- Family: Mustard Family – Brassicaceae (Cruciferae)
- Growing form: Annual herb.
- Height: 30–60 cm (12–16 in.). Stem branched, bristly, usually clearly coarsely hairy.
- Flower: Corolla regular (actinomorphic), yellow, approx. 1.5 cm (0.6 in.) across; petals four, 7–10 mm (0.28–0.4 in.) long. Sepals 4, spreading. Stamens 6, of which 4 long and 2 short. Gynoecium fused, a single carpel. Inflorescence an elongating raceme in fruiting stage.
- Leaves: Alternate, stalked. Blade coarsely hairy, irregularly pinnately lobed, terminal leaflet large. Uppermost stem leaves clearly lobed.
- Fruit: Many-seeded, densely stiff-haired, 3-veined, 2–4 cm (0.8–1.6 in.) long siliqua terminated by a flat, slightly curved, seedless beak the same length as the other siliqua. Stalk approx. 1 cm (0.4 in.). Seeds pale yellow.
- Habitat: Fields, wasteland, rubbish tips, gardens, railway yards. Sometimes cultivated and left over from old gardens or an escape.
- Flowering time: July–September.
White mustard is casual in Finland, even if it isn’t particularly rare. The yellow seeds that mature in its flat-beaked siliquae can be used to make mustard, and the rest of the stem makes good fodder. White mustard seeds are used whole to improve the preservability of pickles and soured vegetables because they prevent the growth of mould and bacteria. Their flavor is however not released. This only happens when the milled seeds are mixed with a liquid so that the enzymes they contain are activated to form a fiery mustard paste. Mustard’s aroma disappears quickly, which is why vinegar or lemon juice is often used to preserve the flavor. At home it is advisable to prepare mustard immediately before use, removing any need for preservatives.

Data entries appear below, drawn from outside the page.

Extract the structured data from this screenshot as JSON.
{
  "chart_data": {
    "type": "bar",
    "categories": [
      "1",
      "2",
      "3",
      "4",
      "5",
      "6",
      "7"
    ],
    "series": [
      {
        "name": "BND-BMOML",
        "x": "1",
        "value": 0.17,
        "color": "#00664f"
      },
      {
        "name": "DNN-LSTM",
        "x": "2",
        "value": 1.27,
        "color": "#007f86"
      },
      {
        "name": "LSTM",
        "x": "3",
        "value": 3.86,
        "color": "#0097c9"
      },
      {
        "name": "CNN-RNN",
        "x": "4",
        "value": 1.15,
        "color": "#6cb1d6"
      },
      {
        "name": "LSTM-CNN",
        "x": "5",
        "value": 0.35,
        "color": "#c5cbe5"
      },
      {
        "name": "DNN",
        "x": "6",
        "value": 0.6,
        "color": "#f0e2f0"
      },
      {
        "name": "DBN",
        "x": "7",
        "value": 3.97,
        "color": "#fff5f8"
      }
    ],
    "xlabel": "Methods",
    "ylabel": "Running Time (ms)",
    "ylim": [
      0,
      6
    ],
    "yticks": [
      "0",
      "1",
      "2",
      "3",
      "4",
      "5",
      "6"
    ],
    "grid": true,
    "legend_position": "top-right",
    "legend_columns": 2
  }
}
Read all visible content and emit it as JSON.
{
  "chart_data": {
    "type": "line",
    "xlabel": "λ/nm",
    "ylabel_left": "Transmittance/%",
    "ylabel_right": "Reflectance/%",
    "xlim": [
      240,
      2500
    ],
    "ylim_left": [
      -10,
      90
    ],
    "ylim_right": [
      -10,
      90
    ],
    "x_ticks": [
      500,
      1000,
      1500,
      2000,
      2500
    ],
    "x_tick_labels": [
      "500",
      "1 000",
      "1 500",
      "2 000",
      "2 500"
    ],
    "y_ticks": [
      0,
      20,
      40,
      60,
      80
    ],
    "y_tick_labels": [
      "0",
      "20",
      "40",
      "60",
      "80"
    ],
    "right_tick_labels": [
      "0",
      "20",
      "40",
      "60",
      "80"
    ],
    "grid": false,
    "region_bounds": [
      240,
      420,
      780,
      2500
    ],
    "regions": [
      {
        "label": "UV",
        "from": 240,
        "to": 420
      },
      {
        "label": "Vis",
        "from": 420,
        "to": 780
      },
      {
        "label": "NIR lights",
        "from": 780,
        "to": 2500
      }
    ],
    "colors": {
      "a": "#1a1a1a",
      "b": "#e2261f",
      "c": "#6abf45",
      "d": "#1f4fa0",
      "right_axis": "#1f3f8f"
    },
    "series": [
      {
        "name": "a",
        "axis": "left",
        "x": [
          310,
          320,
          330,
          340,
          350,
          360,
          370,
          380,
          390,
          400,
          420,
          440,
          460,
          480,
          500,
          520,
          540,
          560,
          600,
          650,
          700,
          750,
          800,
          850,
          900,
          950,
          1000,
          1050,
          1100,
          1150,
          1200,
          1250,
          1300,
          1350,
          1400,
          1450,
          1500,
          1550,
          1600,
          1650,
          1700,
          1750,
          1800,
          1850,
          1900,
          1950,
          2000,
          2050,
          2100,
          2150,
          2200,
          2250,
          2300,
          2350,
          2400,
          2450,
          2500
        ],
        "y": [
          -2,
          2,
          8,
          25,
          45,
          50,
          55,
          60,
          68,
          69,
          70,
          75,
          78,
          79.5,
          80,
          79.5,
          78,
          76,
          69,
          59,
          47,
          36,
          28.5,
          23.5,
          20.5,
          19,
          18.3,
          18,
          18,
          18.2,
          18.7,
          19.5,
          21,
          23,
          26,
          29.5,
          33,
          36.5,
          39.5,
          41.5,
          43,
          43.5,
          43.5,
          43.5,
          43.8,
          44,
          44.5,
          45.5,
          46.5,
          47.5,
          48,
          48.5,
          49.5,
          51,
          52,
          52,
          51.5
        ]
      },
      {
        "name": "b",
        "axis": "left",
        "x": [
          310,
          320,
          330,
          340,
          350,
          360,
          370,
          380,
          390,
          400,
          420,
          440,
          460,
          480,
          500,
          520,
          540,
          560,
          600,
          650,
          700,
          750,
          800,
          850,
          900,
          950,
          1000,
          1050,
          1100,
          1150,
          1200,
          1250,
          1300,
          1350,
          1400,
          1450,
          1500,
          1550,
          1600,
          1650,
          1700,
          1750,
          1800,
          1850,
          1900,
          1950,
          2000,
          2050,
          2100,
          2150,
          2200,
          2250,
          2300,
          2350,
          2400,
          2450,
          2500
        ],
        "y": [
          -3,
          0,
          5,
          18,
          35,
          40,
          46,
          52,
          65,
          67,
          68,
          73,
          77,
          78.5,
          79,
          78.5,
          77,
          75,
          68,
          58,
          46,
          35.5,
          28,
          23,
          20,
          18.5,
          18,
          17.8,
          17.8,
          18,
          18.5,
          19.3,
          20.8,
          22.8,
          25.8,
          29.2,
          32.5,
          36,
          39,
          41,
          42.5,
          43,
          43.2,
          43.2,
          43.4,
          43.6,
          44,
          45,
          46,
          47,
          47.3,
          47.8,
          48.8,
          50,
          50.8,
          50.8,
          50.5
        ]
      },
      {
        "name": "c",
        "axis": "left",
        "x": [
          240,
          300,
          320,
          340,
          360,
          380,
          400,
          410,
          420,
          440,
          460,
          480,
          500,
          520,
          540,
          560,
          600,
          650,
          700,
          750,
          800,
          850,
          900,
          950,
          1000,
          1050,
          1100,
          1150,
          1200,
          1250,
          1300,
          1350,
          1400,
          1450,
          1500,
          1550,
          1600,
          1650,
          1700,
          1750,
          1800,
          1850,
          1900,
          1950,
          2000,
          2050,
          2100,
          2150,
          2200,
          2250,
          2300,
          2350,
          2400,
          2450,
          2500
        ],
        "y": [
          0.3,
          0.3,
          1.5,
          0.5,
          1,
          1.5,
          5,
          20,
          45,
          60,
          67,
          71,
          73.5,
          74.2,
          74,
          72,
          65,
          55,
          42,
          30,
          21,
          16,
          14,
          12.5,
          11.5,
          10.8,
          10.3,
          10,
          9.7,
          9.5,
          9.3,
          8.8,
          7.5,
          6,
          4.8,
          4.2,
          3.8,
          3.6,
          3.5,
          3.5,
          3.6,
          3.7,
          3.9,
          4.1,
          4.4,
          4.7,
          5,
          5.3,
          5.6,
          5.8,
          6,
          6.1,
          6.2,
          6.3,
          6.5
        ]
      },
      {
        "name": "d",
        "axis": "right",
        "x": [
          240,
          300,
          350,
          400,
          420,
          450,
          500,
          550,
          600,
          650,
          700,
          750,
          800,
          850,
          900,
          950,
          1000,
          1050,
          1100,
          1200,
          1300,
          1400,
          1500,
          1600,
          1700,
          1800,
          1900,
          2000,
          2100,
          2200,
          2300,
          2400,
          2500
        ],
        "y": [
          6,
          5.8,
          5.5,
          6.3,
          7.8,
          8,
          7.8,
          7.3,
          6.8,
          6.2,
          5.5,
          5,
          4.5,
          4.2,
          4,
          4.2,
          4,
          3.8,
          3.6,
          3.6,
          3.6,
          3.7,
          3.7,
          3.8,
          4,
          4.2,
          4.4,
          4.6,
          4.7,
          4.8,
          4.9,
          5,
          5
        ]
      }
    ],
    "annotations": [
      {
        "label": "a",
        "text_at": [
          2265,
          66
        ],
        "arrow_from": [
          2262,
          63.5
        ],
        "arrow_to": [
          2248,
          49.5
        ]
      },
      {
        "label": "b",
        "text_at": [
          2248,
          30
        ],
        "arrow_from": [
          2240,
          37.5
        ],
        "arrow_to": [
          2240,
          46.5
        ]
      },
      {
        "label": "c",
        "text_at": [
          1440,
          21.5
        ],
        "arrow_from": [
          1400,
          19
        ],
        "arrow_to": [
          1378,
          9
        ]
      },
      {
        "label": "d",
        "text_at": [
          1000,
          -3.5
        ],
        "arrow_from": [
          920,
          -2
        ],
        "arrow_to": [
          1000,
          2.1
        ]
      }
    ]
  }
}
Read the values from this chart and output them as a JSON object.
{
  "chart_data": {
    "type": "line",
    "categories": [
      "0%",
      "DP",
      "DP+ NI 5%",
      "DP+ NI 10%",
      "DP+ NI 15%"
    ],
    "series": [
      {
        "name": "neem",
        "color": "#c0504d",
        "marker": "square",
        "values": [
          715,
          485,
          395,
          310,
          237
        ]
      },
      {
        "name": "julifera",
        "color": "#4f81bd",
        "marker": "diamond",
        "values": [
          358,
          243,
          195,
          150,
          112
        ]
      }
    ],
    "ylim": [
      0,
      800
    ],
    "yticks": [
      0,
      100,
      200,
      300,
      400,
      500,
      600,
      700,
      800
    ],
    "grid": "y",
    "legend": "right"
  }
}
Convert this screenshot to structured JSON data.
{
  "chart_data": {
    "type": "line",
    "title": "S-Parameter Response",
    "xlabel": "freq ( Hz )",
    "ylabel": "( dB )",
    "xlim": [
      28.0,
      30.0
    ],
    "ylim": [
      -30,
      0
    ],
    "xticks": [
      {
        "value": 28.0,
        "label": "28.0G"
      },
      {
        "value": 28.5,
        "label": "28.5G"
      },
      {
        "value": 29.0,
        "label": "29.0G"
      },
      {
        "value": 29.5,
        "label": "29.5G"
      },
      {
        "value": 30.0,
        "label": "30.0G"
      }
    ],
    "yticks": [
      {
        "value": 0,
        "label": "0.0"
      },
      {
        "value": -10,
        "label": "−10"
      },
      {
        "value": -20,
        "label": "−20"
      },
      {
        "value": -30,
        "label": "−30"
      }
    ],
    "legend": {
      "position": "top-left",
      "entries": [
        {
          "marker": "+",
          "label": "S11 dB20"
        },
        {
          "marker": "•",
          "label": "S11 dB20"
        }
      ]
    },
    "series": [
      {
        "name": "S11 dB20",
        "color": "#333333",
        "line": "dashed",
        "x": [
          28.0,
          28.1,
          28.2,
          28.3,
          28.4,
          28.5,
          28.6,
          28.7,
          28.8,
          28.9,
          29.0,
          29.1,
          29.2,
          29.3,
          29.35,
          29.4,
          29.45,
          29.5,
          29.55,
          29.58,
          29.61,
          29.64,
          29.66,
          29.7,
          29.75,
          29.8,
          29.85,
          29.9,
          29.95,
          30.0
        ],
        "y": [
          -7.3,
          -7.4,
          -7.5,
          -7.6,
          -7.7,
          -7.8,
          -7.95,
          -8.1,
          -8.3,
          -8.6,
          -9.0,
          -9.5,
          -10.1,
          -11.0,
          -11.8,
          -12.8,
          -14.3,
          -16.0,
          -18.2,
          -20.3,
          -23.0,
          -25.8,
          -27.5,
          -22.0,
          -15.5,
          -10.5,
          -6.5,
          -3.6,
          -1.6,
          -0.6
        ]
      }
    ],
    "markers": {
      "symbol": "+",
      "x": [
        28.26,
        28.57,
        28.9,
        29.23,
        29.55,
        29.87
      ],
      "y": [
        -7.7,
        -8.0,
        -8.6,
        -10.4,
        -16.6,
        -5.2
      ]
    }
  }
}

White mustard is undoubtedly the most important raw ingredient in factory-produced mustard, which is of the most common kitchen condiments all over the world. Growing white mustard in Finland is unprofitable, but it is sometimes cultivated as a rotation crop to improve the land and repel pests, and even as a nectar plant for bees. Mustard cultivation seems to be gradually starting in Finland on a wide scale, however. Presently, thousands of tons of mustard are imported into Finland every year, mainly from Canada.
Paradoxically, very strong mustard doesn’t use genus Mustard species at all, but is rather prepared with black mustard (Brassica nigra) and brown mustard (B. juncea; also known as Indian mustard, mustard greens and leaf mustard) seeds from the Cabbage family. It is also possible to find these growing as casual aliens in Finland, but one would have to be very lucky – and of course very knowledgeable. Differentiating between even different genera of Mustard family plants is not easy – closely related mustards and cabbages are occasionally even grouped into the same genus.